Poza tym, istnieje realna szansa, że w obliczu nałożenia ceł chińscy producenci poszukają rozwiązań, które pozwolą na ich ominięcie choćby poprzez przeniesienie części produkcji do krajów UE – zwłaszcza oferujących niskie koszty produkcji. Podjęcie takiego ruchu właśnie zapowiedział chiński ReneSola, który szuka możliwości uruchomienia produkcji 400 MW modułów i sprzedaży ich w Europie z pominięciem ewentualnych ceł. Niewykluczone więc, że Chińczycy zainteresują się uruchomieniem linii produkcyjnych choćby w Polsce oferującej relatywnie niskie koszty produkcji i bliskość rynku niemieckiego. Na decyzję Chińczyków w sprawie uruchomienia produkcji w Polsce i stworzenia nowych miejsc pracy z pewnością pozytywnie wpłynęłoby przyjęcie ustawy o OZE otwierającej rynek zbytu na panele PV także w naszym kraju.
Ogromna dynamika i skala zmian notowanych na globalnym rynku fotowoltaicznym sprawia, że zmiany te zaskakują samych uczestników rynku. Tym bardziej trudno nadążyć za nimi otoczeniu biznesowemu i politycznemu, które jest luźniej związane z sektorem PV, ale którego decyzje nadają tym zmianom kształt.
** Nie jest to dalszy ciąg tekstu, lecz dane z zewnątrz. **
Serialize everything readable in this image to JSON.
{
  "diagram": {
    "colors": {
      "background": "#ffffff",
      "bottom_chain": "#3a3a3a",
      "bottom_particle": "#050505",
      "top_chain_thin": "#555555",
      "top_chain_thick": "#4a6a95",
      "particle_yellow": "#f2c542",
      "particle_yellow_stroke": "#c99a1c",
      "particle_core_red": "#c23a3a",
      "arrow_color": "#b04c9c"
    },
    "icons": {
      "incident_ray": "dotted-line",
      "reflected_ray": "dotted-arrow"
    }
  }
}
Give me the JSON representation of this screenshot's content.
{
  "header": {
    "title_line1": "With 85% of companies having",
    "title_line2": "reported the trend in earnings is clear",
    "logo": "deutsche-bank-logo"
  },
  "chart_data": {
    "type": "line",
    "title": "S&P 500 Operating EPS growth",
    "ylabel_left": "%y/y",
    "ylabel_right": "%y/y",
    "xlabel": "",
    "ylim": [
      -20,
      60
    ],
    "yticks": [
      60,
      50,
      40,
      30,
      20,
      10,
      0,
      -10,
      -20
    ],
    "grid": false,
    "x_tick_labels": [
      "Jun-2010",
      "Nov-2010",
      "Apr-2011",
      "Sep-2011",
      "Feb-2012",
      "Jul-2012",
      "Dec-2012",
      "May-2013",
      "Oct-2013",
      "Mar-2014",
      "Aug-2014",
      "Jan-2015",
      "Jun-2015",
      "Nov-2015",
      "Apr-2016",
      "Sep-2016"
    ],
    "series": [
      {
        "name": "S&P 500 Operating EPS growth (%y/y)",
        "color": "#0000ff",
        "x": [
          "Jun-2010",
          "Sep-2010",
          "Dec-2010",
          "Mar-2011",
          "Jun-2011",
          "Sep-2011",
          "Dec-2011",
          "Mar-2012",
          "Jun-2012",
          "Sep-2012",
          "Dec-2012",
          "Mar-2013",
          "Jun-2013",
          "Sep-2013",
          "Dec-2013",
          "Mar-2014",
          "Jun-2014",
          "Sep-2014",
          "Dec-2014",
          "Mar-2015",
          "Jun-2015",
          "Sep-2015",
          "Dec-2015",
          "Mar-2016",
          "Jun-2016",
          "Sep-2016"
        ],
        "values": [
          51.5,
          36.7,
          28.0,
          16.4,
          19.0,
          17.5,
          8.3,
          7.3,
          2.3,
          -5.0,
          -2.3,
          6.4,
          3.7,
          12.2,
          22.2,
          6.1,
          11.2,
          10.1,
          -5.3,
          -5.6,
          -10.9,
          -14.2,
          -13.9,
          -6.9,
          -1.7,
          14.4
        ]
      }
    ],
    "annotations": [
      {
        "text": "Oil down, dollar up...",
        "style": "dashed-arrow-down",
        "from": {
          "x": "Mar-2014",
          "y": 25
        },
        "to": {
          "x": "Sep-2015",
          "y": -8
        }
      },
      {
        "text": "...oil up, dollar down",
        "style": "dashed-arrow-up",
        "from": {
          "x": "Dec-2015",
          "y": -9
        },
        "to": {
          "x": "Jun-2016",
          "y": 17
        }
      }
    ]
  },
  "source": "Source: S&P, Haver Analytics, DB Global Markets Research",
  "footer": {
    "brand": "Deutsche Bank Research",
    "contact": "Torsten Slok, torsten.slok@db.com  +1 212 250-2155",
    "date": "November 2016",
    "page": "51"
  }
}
Jeszcze do niedawna w powszechnej opinii wyrażanej choćby przez polityków czy przedstawicieli branży energetycznej bazujących na nieaktualnych analizach fotowoltaika była uznawana za technologię drogą i umykał fakt, że zaledwie w ciągu dwóch lat ceny paneli fotowoltaicznych spadły kilkukrotnie.
Dzisiaj – gdy fakt ten został dostrzeżony choćby przez polski rząd, który tworząc projekt ustawy o OZE zakłada stopniowe obniżanie dopłat dla fotowoltaiki zakładając dalszy, tak dynamiczny spadek kosztów tej technologii – coraz więcej wskazuje, że ceny paneli i całych instalacji PV w najbliższych miesiącach mogą się ustabilizować, a niewykluczony jest nawet ich wzrost.
Wzrost cen chińskich paneli spowodowany nałożeniem ceł przez Brukselę i częściowe zastąpienie ich droższymi panelami „Made in EU” zapoczątkowałoby w Europie nowy etap rozwoju rynku fotowoltaicznego. Ceną za utrzymanie zatrudnienia i kreowanie nowych miejsc pracy w europejskiej branży producentów modułów PV byłoby bowiem obniżenie atrakcyjności fotowoltaiki dla europejskich inwestorów i gospodarstw domowych, a co się z tym wiąże – oznaczałoby spowolnienie dynamiki rozwoju PV na terenie Unii Europejskiej.